Cequence Security is positioning its AI Gateway as the reference architecture for securing AI agents in enterprise environments, arguing that traditional identity and access management fails to address the primary threat agents introduce: harmful behavior executed through fully authorized channels. ECI Research published an analysis of the company’s positioning, noting that Anthropic’s published safety frameworks, zero-trust researcher Dr. Chase Cunningham, and the Center for Internet Security have independently converged on the same conclusion.
The core argument is structural. AI agents in production hold credentials that grant access to internal APIs, business logic systems, and sensitive data. A compromised or malfunctioning agent that passes authentication can still chain together individually benign API calls into patterns that exfiltrate data or trigger unintended actions. Blocking that at the login screen is, as ECI Research puts it, “the wrong intervention point entirely.”
The CIS MCP Companion Guide
The most concrete validation for Cequence’s approach is the CIS MCP Companion Guide, co-announced with Cequence in April 2026. CIS controls carry weight in regulated industries (financial services, healthcare, government), and having a companion guide specifically address Model Context Protocol governance signals that standards bodies are treating agentic AI as a distinct threat surface requiring its own control framework.
The guide formalizes what behavioral agent governance should look like: least-privilege agent personas, per-call logging, inline data loss prevention scanning, and runtime policy enforcement at the MCP layer. According to ECI Research, the guide provides “a vendor-neutral checklist” for evaluating agent security solutions.
Market Timing
The positioning comes as enterprise agent deployments accelerate. ECI Research’s 2025 AI Builder Summit survey found that two-thirds of enterprise AI leaders have already implemented multi-agent collaboration in live or pilot workflows. The same survey found 44% of leaders have only “moderate confidence” that agents can act autonomously without human intervention, a gap that reflects the maturity mismatch between agent capability and agent governance tooling.
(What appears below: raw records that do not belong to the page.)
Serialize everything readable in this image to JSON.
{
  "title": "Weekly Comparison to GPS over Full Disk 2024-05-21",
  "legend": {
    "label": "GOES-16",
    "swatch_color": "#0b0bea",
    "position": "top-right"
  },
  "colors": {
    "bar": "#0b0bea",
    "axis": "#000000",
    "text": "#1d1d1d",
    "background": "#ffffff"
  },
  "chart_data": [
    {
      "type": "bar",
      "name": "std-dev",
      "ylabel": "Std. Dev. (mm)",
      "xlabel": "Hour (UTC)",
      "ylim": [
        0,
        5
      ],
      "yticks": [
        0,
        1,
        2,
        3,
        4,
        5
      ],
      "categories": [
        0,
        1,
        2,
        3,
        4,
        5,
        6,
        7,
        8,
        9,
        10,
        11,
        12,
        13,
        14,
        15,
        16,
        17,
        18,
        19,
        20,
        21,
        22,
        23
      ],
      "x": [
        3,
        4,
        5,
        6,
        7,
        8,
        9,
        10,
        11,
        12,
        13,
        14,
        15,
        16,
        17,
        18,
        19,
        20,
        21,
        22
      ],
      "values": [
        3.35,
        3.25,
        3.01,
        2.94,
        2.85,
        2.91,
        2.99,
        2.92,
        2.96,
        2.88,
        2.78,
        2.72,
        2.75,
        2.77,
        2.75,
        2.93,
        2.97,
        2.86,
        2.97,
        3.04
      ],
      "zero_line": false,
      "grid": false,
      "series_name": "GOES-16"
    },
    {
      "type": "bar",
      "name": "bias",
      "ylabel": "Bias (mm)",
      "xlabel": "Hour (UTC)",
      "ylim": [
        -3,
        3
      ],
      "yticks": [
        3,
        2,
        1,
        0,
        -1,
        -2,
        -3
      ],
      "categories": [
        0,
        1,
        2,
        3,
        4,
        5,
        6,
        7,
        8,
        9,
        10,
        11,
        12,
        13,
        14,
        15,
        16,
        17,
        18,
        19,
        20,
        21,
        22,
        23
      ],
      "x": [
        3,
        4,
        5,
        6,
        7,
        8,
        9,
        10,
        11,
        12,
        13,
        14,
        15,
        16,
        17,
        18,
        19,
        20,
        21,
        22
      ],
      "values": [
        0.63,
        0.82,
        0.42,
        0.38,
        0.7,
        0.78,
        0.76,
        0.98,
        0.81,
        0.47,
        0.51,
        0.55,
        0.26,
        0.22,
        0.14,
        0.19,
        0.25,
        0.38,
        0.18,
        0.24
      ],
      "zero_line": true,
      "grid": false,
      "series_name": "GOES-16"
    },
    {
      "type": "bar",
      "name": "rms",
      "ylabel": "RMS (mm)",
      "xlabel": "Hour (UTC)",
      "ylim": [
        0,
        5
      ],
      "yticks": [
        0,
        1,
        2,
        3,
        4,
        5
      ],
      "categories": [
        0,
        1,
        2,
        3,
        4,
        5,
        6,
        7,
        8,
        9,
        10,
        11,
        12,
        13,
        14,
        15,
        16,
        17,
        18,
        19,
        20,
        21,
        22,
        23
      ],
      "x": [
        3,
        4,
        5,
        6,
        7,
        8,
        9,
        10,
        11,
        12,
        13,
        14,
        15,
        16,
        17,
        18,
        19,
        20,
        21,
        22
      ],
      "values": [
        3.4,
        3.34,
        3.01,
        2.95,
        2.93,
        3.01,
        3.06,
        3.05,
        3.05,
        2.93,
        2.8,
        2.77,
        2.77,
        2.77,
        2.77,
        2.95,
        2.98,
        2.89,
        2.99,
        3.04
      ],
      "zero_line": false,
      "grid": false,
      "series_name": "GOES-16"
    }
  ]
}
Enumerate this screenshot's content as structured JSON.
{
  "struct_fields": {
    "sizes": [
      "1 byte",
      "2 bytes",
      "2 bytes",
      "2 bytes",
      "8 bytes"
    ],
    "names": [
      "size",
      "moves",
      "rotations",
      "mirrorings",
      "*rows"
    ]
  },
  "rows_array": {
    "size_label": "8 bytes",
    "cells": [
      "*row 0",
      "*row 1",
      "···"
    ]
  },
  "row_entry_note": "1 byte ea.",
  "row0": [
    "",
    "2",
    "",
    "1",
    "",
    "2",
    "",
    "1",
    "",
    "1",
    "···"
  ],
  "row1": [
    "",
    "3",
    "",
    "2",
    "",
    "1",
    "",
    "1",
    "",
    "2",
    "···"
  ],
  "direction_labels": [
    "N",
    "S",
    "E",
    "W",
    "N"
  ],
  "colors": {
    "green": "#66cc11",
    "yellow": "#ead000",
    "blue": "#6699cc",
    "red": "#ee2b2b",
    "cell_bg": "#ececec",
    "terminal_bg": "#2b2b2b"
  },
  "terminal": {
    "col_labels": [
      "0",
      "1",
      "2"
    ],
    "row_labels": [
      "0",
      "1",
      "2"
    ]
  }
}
Cequence is not the only vendor addressing this space. Datadog announced AI Guard at DASH 2026 for behavioral detection of AI agent attacks. Microsoft’s Build 2026 announcements included governance and audit trails embedded across the Foundry and IQ stack. Singapore’s new Model AI Governance Framework, released this week, explicitly distinguishes agentic AI from generative models that only output recommendations.
ECI Research projects that behavioral monitoring and runtime policy enforcement will appear as “required capabilities in enterprise AI governance frameworks and vendor evaluation criteria by late 2026,” giving organizations that haven’t implemented agent-specific security controls a shrinking window before the market treats it as table stakes.
The MCP Control Point
The strategic implication extends beyond Cequence. Model Context Protocol is emerging as the standard integration layer for agent-to-tool communication. Whoever governs the MCP layer controls the audit trail, the policy enforcement surface, and the compliance story for agentic AI. The CIS companion guide has formalized the governance requirements. The commercial question is which vendors can operationalize those requirements at enterprise scale.
Cequence’s decade of API-level inspection experience positions it as one credible option. But the market will attract significant competition as hyperscalers and dedicated security vendors build their own MCP governance layers.